Google’s once popular image organizing service Picasa is set to finally shut down on March 15th, 2016.

The fifteen-year-old image editing/organizing platform, which actually hasn’t been update in nearly five years, was once one of Google’s most popular web applications. Google says it made the decision to close the service because it feels Picasa took away from its Google Photos platform.

“We believe we can create a much better experience by focusing on one service that provides more functionality and works across mobile and desktop, rather than divide our efforts across two different products,” said Google in a statement sent to MobileSyrup.

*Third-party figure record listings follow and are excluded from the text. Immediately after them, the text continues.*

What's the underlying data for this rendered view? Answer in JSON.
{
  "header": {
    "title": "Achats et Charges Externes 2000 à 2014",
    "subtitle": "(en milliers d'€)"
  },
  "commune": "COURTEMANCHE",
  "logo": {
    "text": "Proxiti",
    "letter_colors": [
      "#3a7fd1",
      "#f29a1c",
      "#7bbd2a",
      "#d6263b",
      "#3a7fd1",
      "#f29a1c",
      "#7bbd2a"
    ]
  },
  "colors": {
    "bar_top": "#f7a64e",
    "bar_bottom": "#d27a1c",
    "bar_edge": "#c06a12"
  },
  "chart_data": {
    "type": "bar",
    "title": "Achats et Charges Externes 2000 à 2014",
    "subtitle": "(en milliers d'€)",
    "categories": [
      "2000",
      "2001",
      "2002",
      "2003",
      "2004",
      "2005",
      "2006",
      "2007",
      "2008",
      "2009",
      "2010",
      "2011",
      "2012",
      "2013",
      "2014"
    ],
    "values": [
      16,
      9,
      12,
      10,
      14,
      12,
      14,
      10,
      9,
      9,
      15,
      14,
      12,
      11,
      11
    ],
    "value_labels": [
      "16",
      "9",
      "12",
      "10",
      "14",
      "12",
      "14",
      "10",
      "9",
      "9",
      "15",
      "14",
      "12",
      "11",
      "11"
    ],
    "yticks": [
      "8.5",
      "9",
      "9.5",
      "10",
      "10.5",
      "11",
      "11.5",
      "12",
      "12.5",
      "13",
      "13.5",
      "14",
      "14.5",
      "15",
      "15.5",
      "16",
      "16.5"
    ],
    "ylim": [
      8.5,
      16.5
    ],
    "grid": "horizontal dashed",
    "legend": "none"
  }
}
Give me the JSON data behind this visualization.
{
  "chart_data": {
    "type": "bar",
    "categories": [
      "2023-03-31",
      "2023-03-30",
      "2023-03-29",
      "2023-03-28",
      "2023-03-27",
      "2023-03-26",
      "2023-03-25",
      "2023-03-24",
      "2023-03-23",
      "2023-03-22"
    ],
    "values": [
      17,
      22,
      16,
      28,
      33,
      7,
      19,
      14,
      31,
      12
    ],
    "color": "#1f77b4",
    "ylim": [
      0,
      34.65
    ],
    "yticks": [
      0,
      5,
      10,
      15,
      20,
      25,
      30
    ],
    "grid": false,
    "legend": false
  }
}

Following its closure date, Google says users will be able to view Picasa web albums through a new archived gallery, as well as via Google Photos.

Picasa is seen by many as being ahead of its time and is one of the first web-based photo management platforms, launching even before Yahoo’s Flickr photograph sharing service.

“We apologize for any inconvenience this transition causes, but we want to assure you that we are doing this with the aim of providing the best photos experience possible. Google Photos is a new and smarter product, that offers a better platform for us to build amazing experiences and features for you in the future,” continues Google in the statement.

Some Picasa API functions are set to remain active, which could mean apps that utilize the service will still retain at least some functionality, although Google has not been clear about this.